Councils encouraged to apply for funds as new NSW coastal legislation commences

NSW Environment Minister Gabrielle Upton and Planning Minister Anthony Roberts have welcomed the commencement of the NSW Coastal Management Act.

Aerial view, Kiama Harbour Light is an active lighthouse at Blowhole Point, south of Kiama Harbour

The NSW Government worked with councils to deliver the new legislative and regulatory framework to support the coordinated planning and management of the State's coastal areas.

Minister for the Environment Gabrielle Upton said councils are being encouraged to take full advantage of the significant $83.6 million funding package available to support councils to implement the reforms.

"The introduction of the Act is another step towards a modern and integrated way of managing our exceptional coastal areas, to benefit our coastal communities and the whole of NSW," Ms Upton said.

"The new Coastal Management Manual is a key part of the reforms. It provides a step-by-step guidance to coastal councils for preparing coastal management programs with their communities."

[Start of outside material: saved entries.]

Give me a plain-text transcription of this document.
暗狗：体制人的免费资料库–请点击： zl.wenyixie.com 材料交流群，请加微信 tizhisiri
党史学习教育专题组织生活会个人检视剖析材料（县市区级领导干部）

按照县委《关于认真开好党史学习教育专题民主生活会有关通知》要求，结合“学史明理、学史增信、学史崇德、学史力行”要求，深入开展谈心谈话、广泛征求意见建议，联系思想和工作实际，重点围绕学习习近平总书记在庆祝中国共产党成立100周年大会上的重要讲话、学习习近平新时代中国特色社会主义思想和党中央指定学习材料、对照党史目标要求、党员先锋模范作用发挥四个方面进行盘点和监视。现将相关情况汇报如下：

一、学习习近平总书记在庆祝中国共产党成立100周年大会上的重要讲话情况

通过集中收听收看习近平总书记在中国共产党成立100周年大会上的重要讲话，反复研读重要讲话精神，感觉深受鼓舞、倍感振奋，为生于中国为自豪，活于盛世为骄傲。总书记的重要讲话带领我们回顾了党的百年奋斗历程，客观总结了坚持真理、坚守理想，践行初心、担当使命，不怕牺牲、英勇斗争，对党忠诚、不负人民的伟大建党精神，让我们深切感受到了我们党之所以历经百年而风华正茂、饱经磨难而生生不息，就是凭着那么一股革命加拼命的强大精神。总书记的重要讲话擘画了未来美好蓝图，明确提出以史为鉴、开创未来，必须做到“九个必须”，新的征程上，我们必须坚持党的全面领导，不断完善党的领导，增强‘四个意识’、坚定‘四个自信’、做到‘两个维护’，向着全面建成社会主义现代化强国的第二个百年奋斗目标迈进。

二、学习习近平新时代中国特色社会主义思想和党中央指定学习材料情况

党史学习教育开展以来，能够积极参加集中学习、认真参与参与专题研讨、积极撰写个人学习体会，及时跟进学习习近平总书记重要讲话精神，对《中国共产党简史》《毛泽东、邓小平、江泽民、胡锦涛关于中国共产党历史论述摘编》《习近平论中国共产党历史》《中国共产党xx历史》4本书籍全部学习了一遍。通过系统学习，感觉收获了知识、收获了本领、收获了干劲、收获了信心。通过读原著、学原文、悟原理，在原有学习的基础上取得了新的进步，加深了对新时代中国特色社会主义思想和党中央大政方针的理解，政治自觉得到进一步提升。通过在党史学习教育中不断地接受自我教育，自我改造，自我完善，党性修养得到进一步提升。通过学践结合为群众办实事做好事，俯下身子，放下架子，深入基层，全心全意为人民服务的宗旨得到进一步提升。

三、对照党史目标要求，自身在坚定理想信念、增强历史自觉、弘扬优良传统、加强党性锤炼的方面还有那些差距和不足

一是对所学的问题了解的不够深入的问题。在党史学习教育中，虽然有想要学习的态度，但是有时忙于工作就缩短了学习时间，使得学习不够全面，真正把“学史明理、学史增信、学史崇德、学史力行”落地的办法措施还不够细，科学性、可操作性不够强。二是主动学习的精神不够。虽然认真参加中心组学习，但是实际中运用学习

Minister for Planning Anthony Roberts said the reform package sets out clear outcomes for our coastal areas that councils would apply to make better decisions for the benefit of our coastal communities, environments and economy.

"The new Act and state environmental planning policy are now more integrated and long-term focused and will improve the quality of on-ground actions and development in coastal areas," Mr Roberts said.

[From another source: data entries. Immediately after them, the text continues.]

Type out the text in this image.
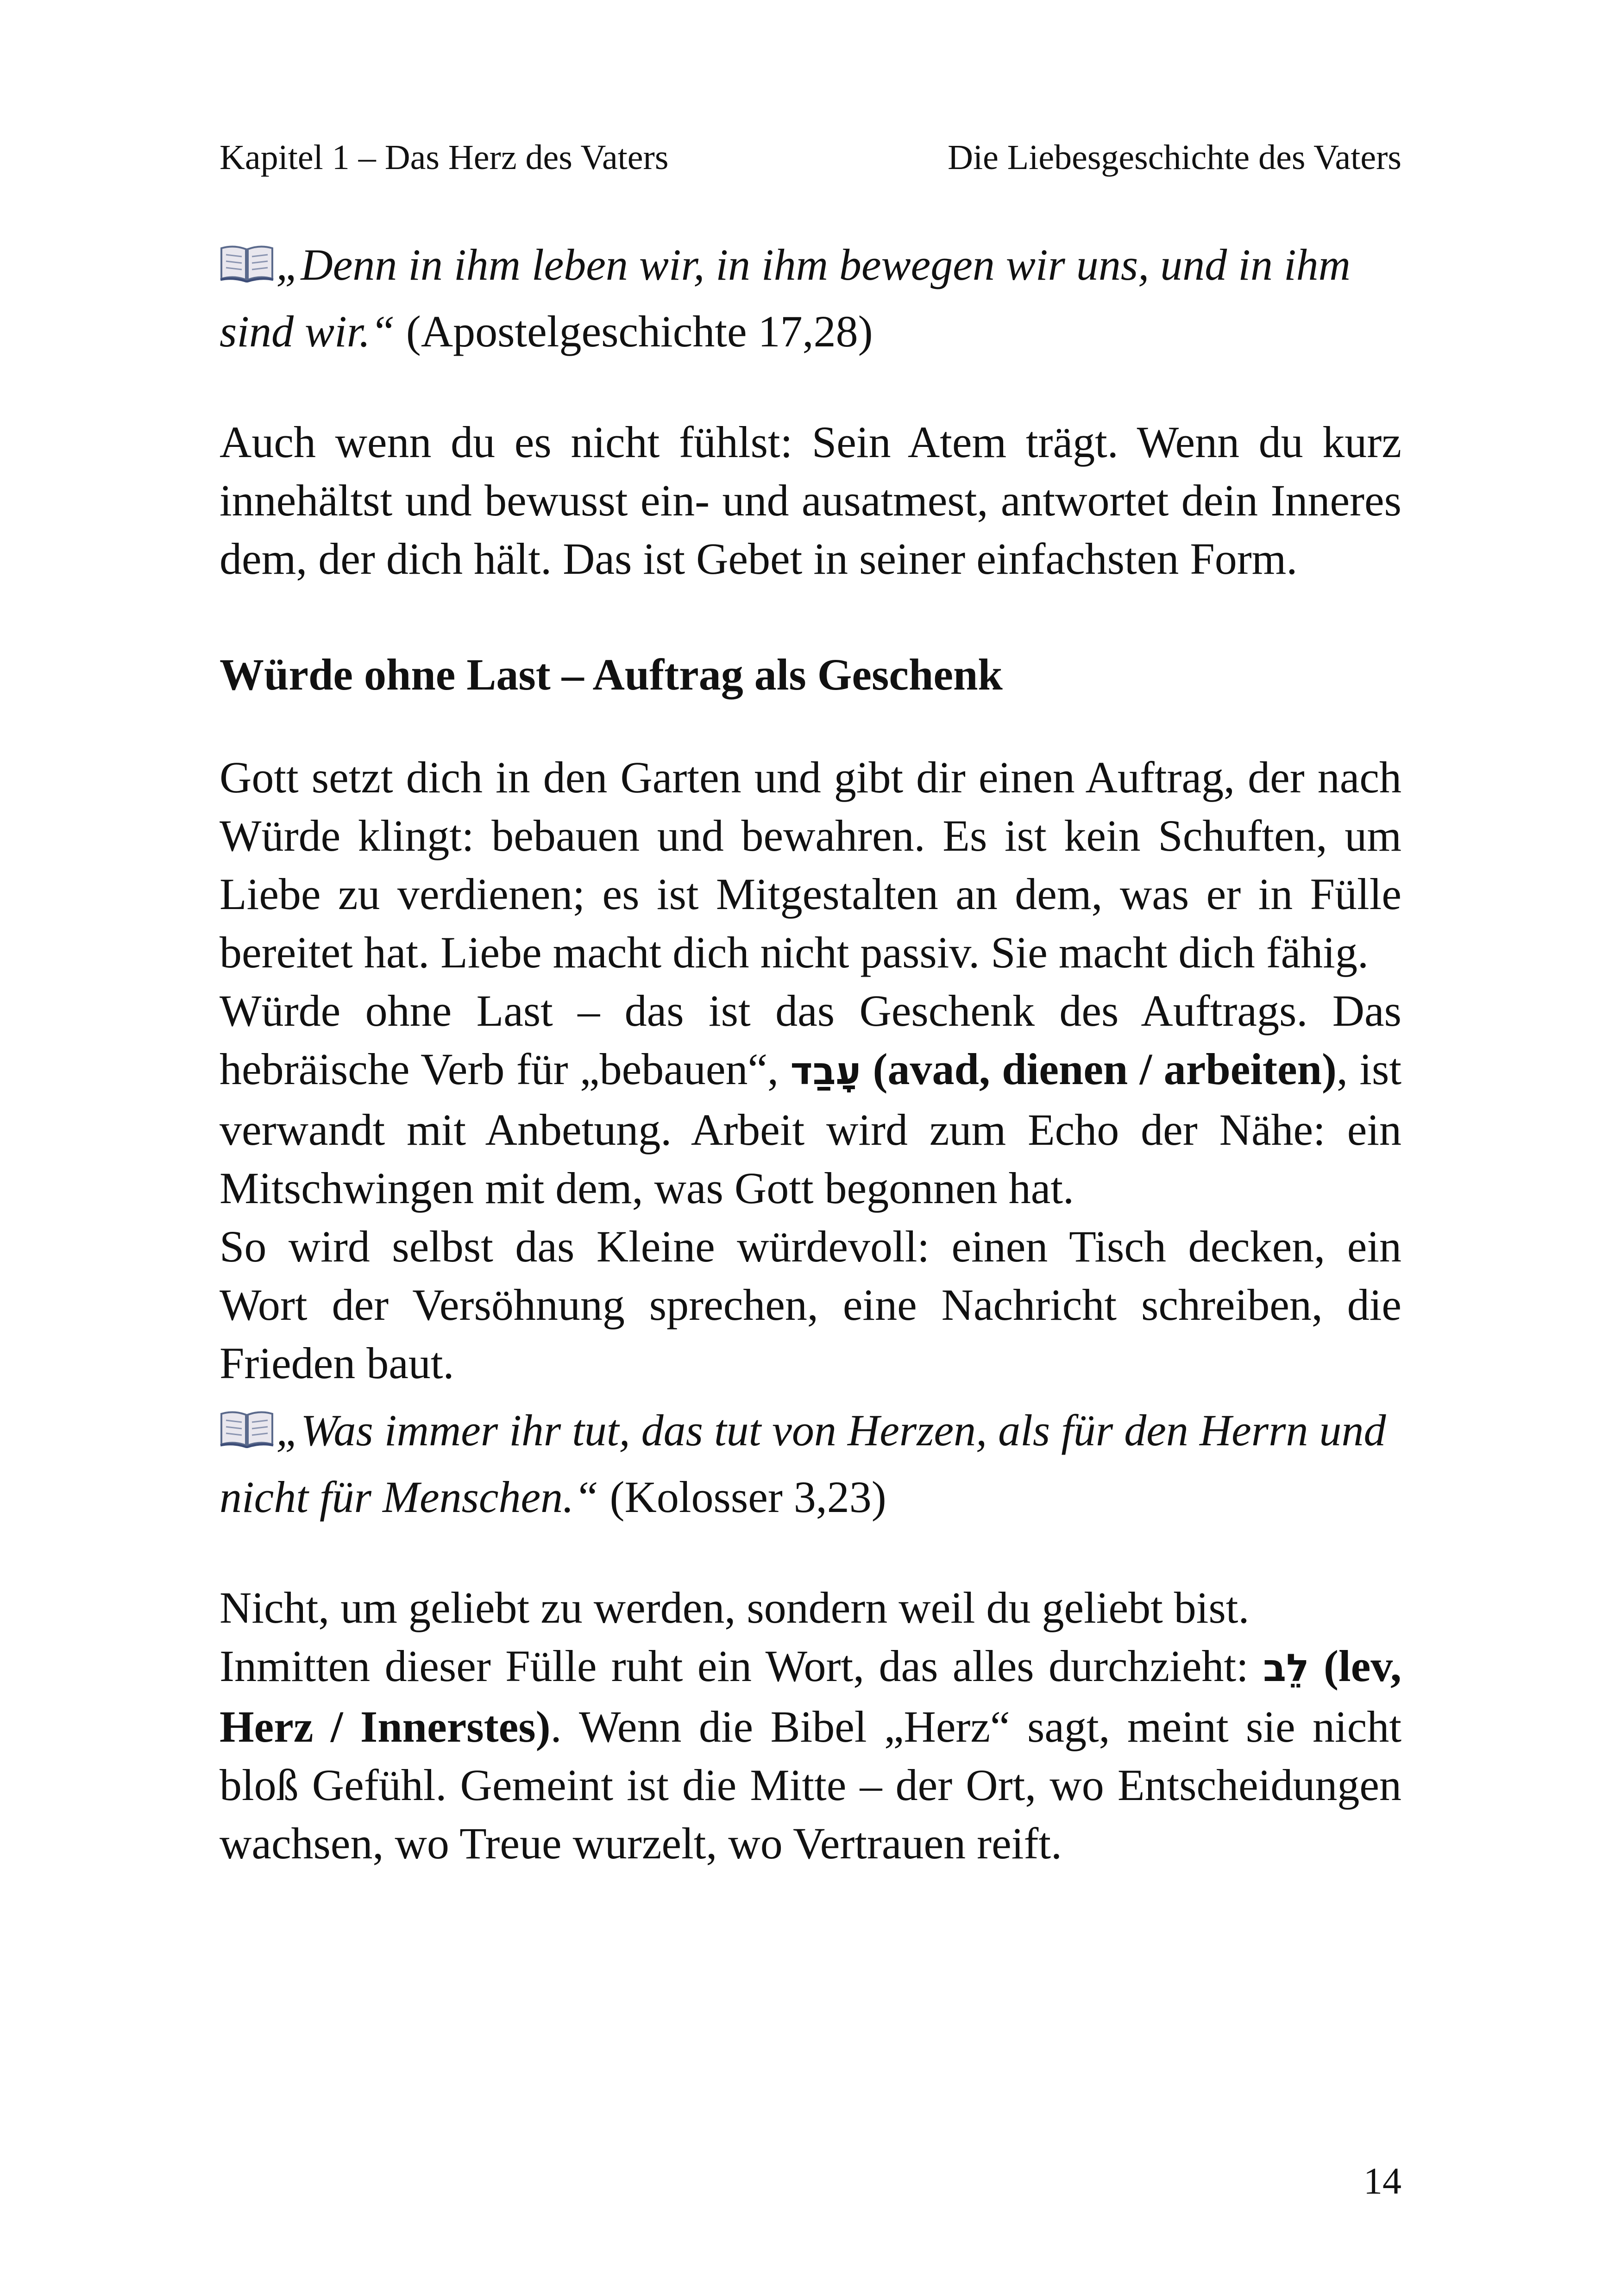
Kapitel 1 – Das Herz des Vaters	Die Liebesgeschichte des Vaters

„Denn in ihm leben wir, in ihm bewegen wir uns, und in ihm sind wir.“ (Apostelgeschichte 17,28)

Auch wenn du es nicht fühlst: Sein Atem trägt. Wenn du kurz innehältst und bewusst ein- und ausatmest, antwortet dein Inneres dem, der dich hält. Das ist Gebet in seiner einfachsten Form.

Würde ohne Last – Auftrag als Geschenk

Gott setzt dich in den Garten und gibt dir einen Auftrag, der nach Würde klingt: bebauen und bewahren. Es ist kein Schuften, um Liebe zu verdienen; es ist Mitgestalten an dem, was er in Fülle bereitet hat. Liebe macht dich nicht passiv. Sie macht dich fähig.

Würde ohne Last – das ist das Geschenk des Auftrags. Das hebräische Verb für „bebauen“, עָבַד (avad, dienen / arbeiten), ist verwandt mit Anbetung. Arbeit wird zum Echo der Nähe: ein Mitschwingen mit dem, was Gott begonnen hat.

So wird selbst das Kleine würdevoll: einen Tisch decken, ein Wort der Versöhnung sprechen, eine Nachricht schreiben, die Frieden baut.

„Was immer ihr tut, das tut von Herzen, als für den Herrn und nicht für Menschen.“ (Kolosser 3,23)

Nicht, um geliebt zu werden, sondern weil du geliebt bist.

Inmitten dieser Fülle ruht ein Wort, das alles durchzieht: לֵב (lev, Herz / Innerstes). Wenn die Bibel „Herz“ sagt, meint sie nicht bloß Gefühl. Gemeint ist die Mitte – der Ort, wo Entscheidungen wachsen, wo Treue wurzelt, wo Vertrauen reift.

14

"Councils will be equipped to approach the coastal issues most important to their local communities using the best available science and strategic planning tools.

"Our new state environmental planning policy gives detailed guidance on planning considerations for our most valued and sensitive coastal assets. We also have detailed, interactive mapping that is far more user-friendly and supports better planning decisions."

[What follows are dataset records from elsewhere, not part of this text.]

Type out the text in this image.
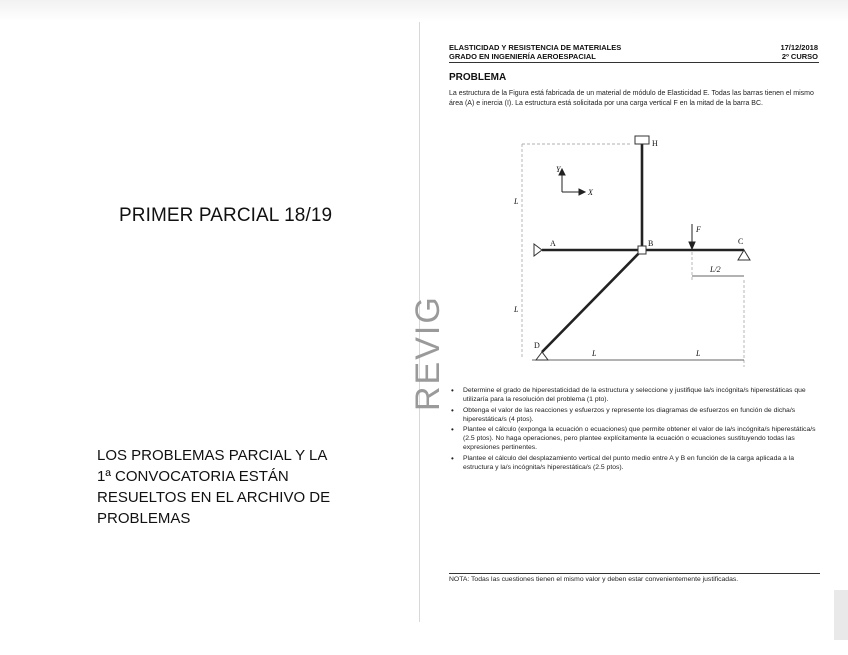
PRIMER PARCIAL 18/19
LOS PROBLEMAS PARCIAL Y LA
1ª CONVOCATORIA ESTÁN
RESUELTOS EN EL ARCHIVO DE
PROBLEMAS
ELASTICIDAD Y RESISTENCIA DE MATERIALES
GRADO EN INGENIERÍA AEROESPACIAL
17/12/2018
2º CURSO
PROBLEMA
La estructura de la Figura está fabricada de un material de módulo de Elasticidad E. Todas las barras tienen el mismo área (A) e inercia (I). La estructura está solicitada por una carga vertical F en la mitad de la barra BC.
H
A	B	C
D
Y
X
F
L
L
L	L
L/2
• Determine el grado de hiperestaticidad de la estructura y seleccione y justifique la/s incógnita/s hiperestáticas que utilizaría para la resolución del problema (1 pto).
• Obtenga el valor de las reacciones y esfuerzos y represente los diagramas de esfuerzos en función de dicha/s hiperestática/s (4 ptos).
• Plantee el cálculo (exponga la ecuación o ecuaciones) que permite obtener el valor de la/s incógnita/s hiperestática/s (2.5 ptos). No haga operaciones, pero plantee explícitamente la ecuación o ecuaciones sustituyendo todas las expresiones pertinentes.
• Plantee el cálculo del desplazamiento vertical del punto medio entre A y B en función de la carga aplicada a la estructura y la/s incógnita/s hiperestática/s (2.5 ptos).
NOTA: Todas las cuestiones tienen el mismo valor y deben estar convenientemente justificadas.
REVIG
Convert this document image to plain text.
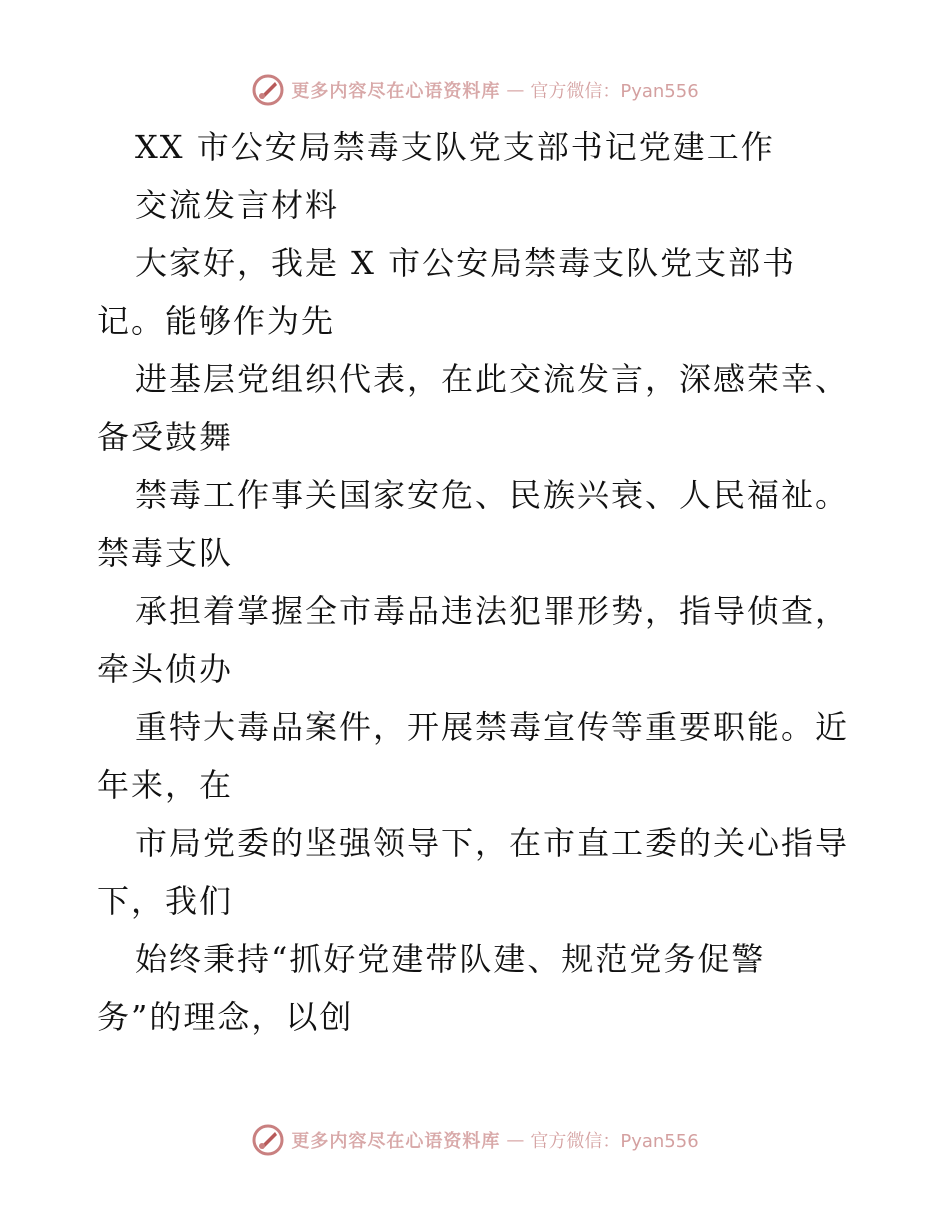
更多内容尽在心语资料库 — 官方微信：Pyan556
XX 市公安局禁毒支队党支部书记党建工作
交流发言材料
大家好，我是 X 市公安局禁毒支队党支部书
记。能够作为先
进基层党组织代表，在此交流发言，深感荣幸、
备受鼓舞
禁毒工作事关国家安危、民族兴衰、人民福祉。
禁毒支队
承担着掌握全市毒品违法犯罪形势，指导侦查，
牵头侦办
重特大毒品案件，开展禁毒宣传等重要职能。近
年来，在
市局党委的坚强领导下，在市直工委的关心指导
下，我们
始终秉持“抓好党建带队建、规范党务促警
务”的理念，以创
更多内容尽在心语资料库 — 官方微信：Pyan556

Ms Upton said that the Act includes transitional provisions that allow councils to move towards the new arrangements over time.

"Many councils have already undertaken a significant amount of work to prepare coastal zone management plans under the current laws, and they will not be expected to start over," Ms Upton said.

"Councils that already have certified plans in place, or that have submitted plans for certification, will have until 2021 to update to a coastal management program.

The Office of Environment and Heritage and the Department of Planning will continue to support councils through this process with grant funding, operational guidance and expert technical advice.